Hi,
Recently in some update, apparently the IP I guess is checked?
Basically, I try to open a shell with exec, so the backend server does request the websocket, the client directly connects to it but it ends up getting:
class: websocket
description: Executing command
err: Requestor mismatch
Any way to disable this?
Regards
For some reason, in the LTS branch this validation was added, which also affects, designated public endpoints, e.g:
wss://api.myapi.net/xxxxxxxxxxxxxxxxxxxxxxx/websocket?public&secret=mysecret
Seems to break websocket?public=
edit: Could the issue be triggered by requesting via https and connection to wss?
Any ideas?
I forgot to mention, that I am using the LTS version, 6.0.5.
I didn’t expect the LTS version to get features added such as this one.
Not a new feature, this is a security fix to avoid a privilege escalation scenario.
Unfortunately the CVE report for this hasn’t yet been made public by the reporter.
Good to know, thank you.
It seems to break basic features though, e.g you ask for websockets for a /console via https and the security check, blocks you from accessing it with websockets, which for /console you have to use websockets to access it interactively.
It forces you entirely to use websockets for this purpose.
It doesn’t block websocket access or the Incus CLI and web UI would be completely broken. What it does is it requires the same requestor be used for both the API request and subsequent connection to the websocket.

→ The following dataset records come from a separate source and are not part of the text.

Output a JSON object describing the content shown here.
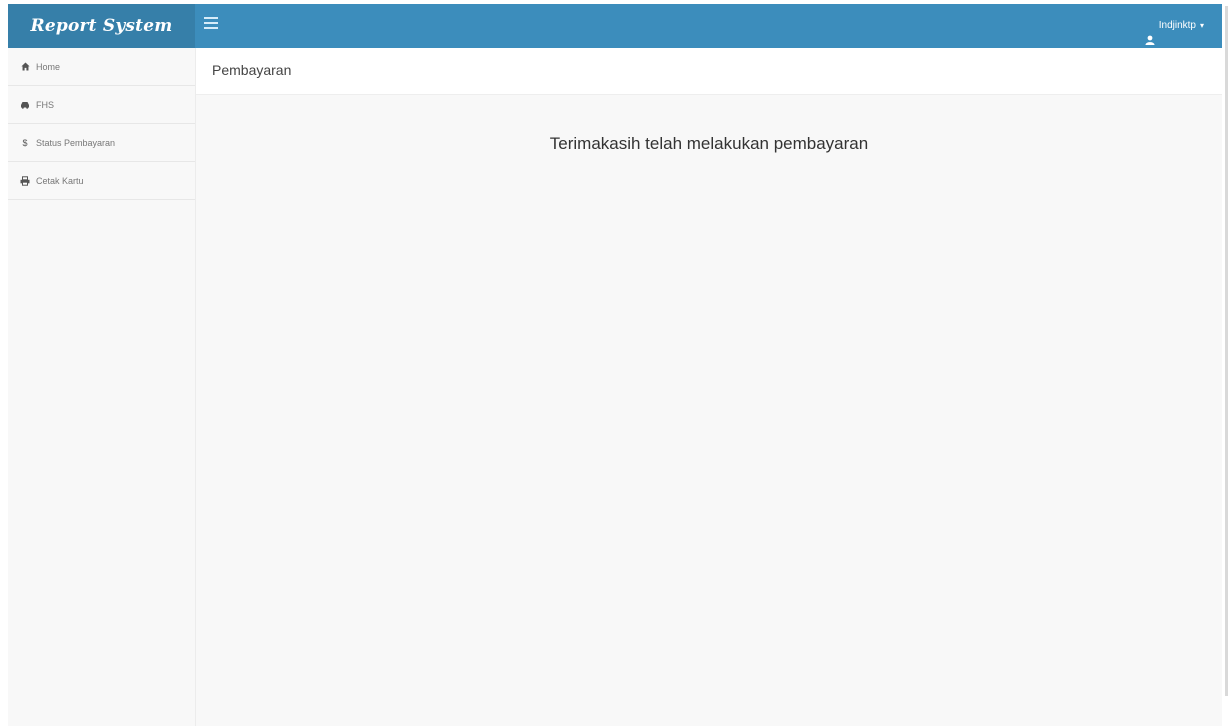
{
  "navbar": {
    "brand": "Report System",
    "user_label": "Indjinktp",
    "user_caret": "▾"
  },
  "sidebar": {
    "items": [
      {
        "label": "Home",
        "icon": "home-icon"
      },
      {
        "label": "FHS",
        "icon": "car-icon"
      },
      {
        "label": "Status Pembayaran",
        "icon": "dollar-icon"
      },
      {
        "label": "Cetak Kartu",
        "icon": "print-icon"
      }
    ]
  },
  "main": {
    "page_title": "Pembayaran",
    "message": "Terimakasih telah melakukan pembayaran"
  },
  "colors": {
    "navbar": "#3c8dbc",
    "brand_bg": "#367fa9",
    "sidebar_bg": "#f8f8f8",
    "content_bg": "#f8f8f8"
  }
}
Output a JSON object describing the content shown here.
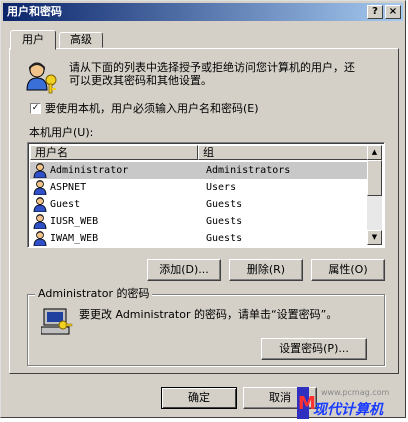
{
  "window": {
    "title": "用户和密码",
    "help_btn": "?",
    "close_btn": "×"
  },
  "tabs": [
    {
      "label": "用户"
    },
    {
      "label": "高级"
    }
  ],
  "intro": {
    "line1": "请从下面的列表中选择授予或拒绝访问您计算机的用户，还",
    "line2": "可以更改其密码和其他设置。"
  },
  "require_login": {
    "checked": true,
    "mark": "✓",
    "label": "要使用本机，用户必须输入用户名和密码(E)"
  },
  "users": {
    "label": "本机用户(U):",
    "columns": [
      "用户名",
      "组"
    ],
    "rows": [
      {
        "name": "Administrator",
        "group": "Administrators",
        "selected": true
      },
      {
        "name": "ASPNET",
        "group": "Users",
        "selected": false
      },
      {
        "name": "Guest",
        "group": "Guests",
        "selected": false
      },
      {
        "name": "IUSR_WEB",
        "group": "Guests",
        "selected": false
      },
      {
        "name": "IWAM_WEB",
        "group": "Guests",
        "selected": false
      }
    ],
    "scroll_up": "▲",
    "scroll_down": "▼"
  },
  "list_buttons": {
    "add": "添加(D)...",
    "remove": "删除(R)",
    "properties": "属性(O)"
  },
  "password_group": {
    "title": "Administrator 的密码",
    "text": "要更改 Administrator 的密码，请单击“设置密码”。",
    "set_button": "设置密码(P)..."
  },
  "footer": {
    "ok": "确定",
    "cancel": "取消"
  },
  "watermark": {
    "big": "现代计算机",
    "small": "www.pcmag.com"
  },
  "colors": {
    "title_start": "#0a246a",
    "title_end": "#a6caf0",
    "face": "#d4d0c8",
    "selection": "#c8c8c8"
  }
}
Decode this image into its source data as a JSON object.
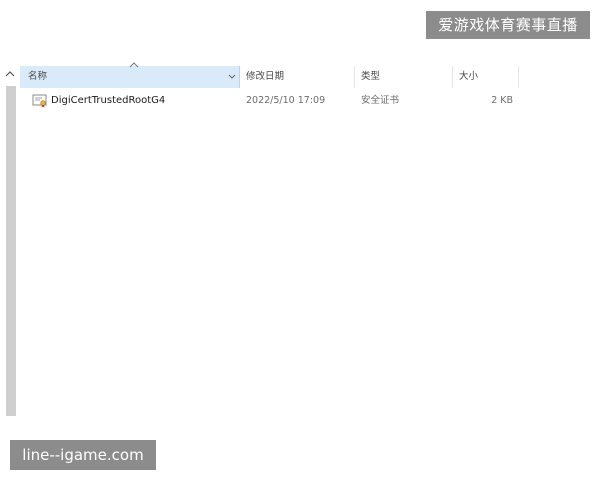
{
  "watermarks": {
    "top_right": "爱游戏体育赛事直播",
    "bottom_left": "line--igame.com"
  },
  "columns": {
    "name": "名称",
    "date_modified": "修改日期",
    "type": "类型",
    "size": "大小"
  },
  "sort": {
    "column": "name",
    "direction": "ascending"
  },
  "files": [
    {
      "name": "DigiCertTrustedRootG4",
      "date_modified": "2022/5/10 17:09",
      "type": "安全证书",
      "size": "2 KB",
      "icon": "certificate-icon"
    }
  ],
  "colors": {
    "header_selected": "#d9ebf9",
    "watermark_bg": "#8c8c8c",
    "muted_text": "#6d6d6d"
  }
}
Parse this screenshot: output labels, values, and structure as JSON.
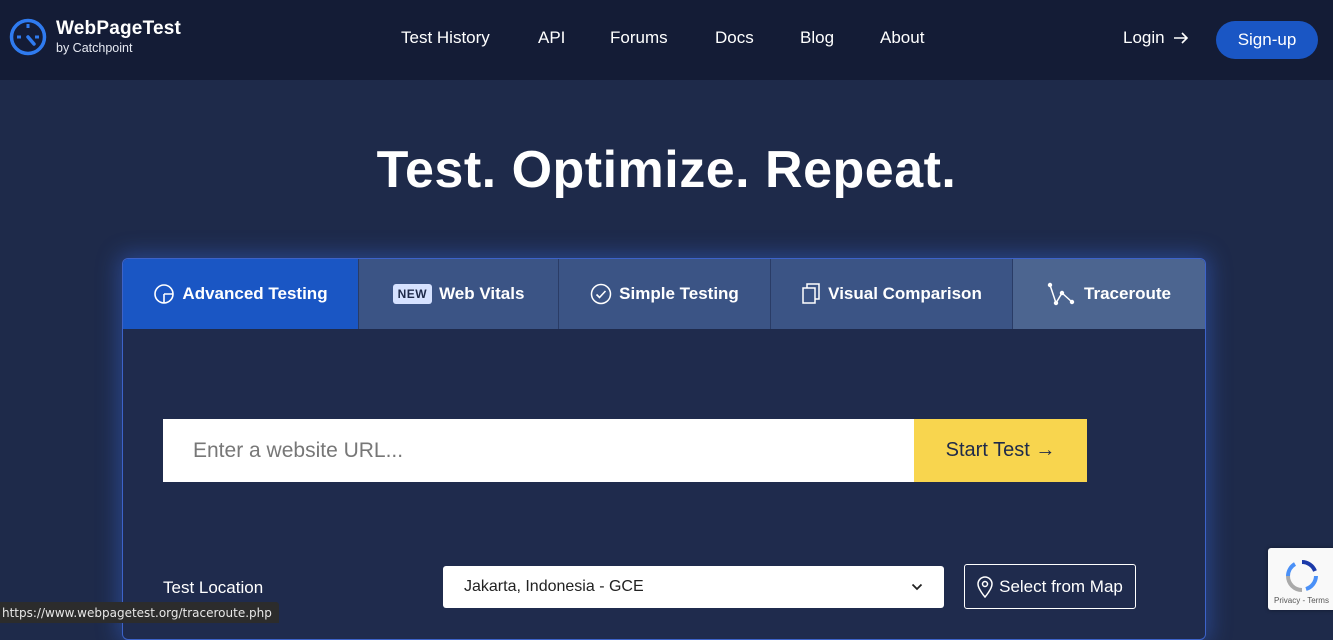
{
  "header": {
    "brand_title": "WebPageTest",
    "brand_subtitle": "by Catchpoint",
    "nav": [
      {
        "label": "Test History"
      },
      {
        "label": "API"
      },
      {
        "label": "Forums"
      },
      {
        "label": "Docs"
      },
      {
        "label": "Blog"
      },
      {
        "label": "About"
      }
    ],
    "login_label": "Login",
    "signup_label": "Sign-up"
  },
  "hero": {
    "title": "Test. Optimize. Repeat."
  },
  "tabs": [
    {
      "label": "Advanced Testing",
      "icon": "gauge-icon"
    },
    {
      "label": "Web Vitals",
      "badge": "NEW"
    },
    {
      "label": "Simple Testing",
      "icon": "check-circle-icon"
    },
    {
      "label": "Visual Comparison",
      "icon": "documents-icon"
    },
    {
      "label": "Traceroute",
      "icon": "route-icon"
    }
  ],
  "form": {
    "url_placeholder": "Enter a website URL...",
    "start_label": "Start Test →",
    "location_label": "Test Location",
    "location_value": "Jakarta, Indonesia - GCE",
    "map_label": "Select from Map"
  },
  "status_bar": {
    "url": "https://www.webpagetest.org/traceroute.php"
  },
  "recaptcha": {
    "terms": "Privacy - Terms"
  },
  "colors": {
    "background": "#1e2a4a",
    "header": "#141c36",
    "accent": "#1a56c4",
    "start_button": "#f8d54e"
  }
}
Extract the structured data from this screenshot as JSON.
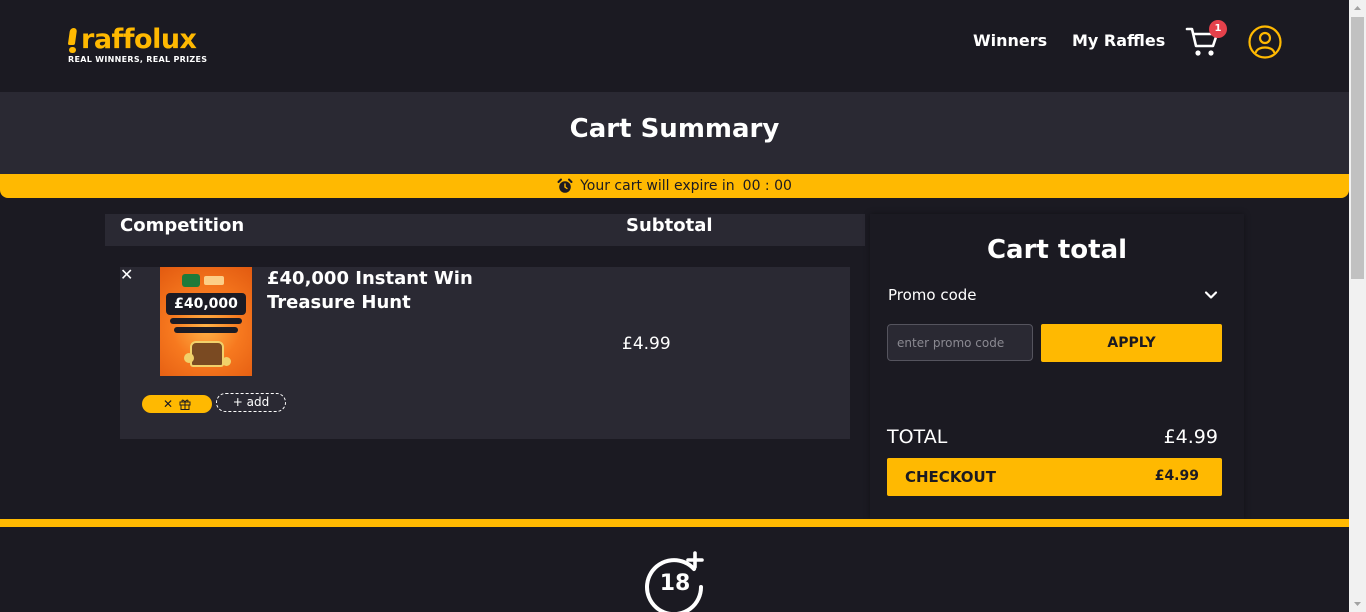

Specifically, it ensures that the same user and authentication protocol is used for both requests.
Yes, they are different protocols, exactly, that which breaks functionality.
e.g I request my /console via https, to get my websocket credentials, connect via wss => blocked due to security reasons.
Hence I need to use websockets to even ask /console to get my credentials.
At least its broken for me.
I said authentication protocol, so typically one of oidc or tls, both of which are supported for both HTTPS and WSS.
Most likely what’s going on here is that your websocket request isn’t using the client certificate (tls) or OIDC cookies (oidc) that you’re using to perform the REST API call.
Yes, I do not include the certificates for reason, they can’t be shared.
websocket?public&secret=mysecret used to work with only the secret before, now I consider it broken since it needs certificates, hence it can’t be accessed without them anymore in public.
Yes, that’s correct, the console and exec endpoints now require authentication and for the authenticated user to be the same that first made the API request to start the console or exec session.
As mentioned before, this is a security fix for a currently undisclosed CVE, it’s not a bug and not something we’re planning on changing as changing that logic would allow a privileged escalation attack.
Okay, I guess you want to give people more time to patch before you disclose it.
But can you tell me, if that’s just related to /console? or rather something that uses multiple endpoints to do the privilged escalation?
I have a fix in mind but I am unsure if it would undermine, the security patch.
The issue is basically with the fact that Incus can have multiple level of access to a project or even to a specific instance.
Access to the logging data doesn’t require much privilege (read-only is fine) but that logging data can contain the operation data which then provides the operation URL and the websocket secrets.
So that means that a user with limited API access may be able to listen for newly spawned operations and then race the actual API requestor, connecting to the endpoint before the legitimate user has a chance to.
That then gives them access to an exec or console session that they would normally not be allowed to start.
The extra check is there to ensure that whoever requested the exec or console session is the same user who then connects to it. Users with access to the operation list or to detailed logs can still see the details (which is commonly needed by auditing systems) but can’t use them themselves.
Okay, so when I do understand correctly, what you tell me.
If a user, has only limited access to the Incus REST API, e.g only access to /console and not to /operations/ or only to /console, its fine because he can’t even if he gets a operation in his hands, he could not ask the API for the websockets.
Yeah, the more common case is to have a user with read-only access as is used by logging systems and audit servers who can then see all events (equivalent of incus monitor) or even list the operations through /1.0/operations but then that user is supposed to be read-only, so they should not be allowed to use the credentials they see in the logs and access the resource with that.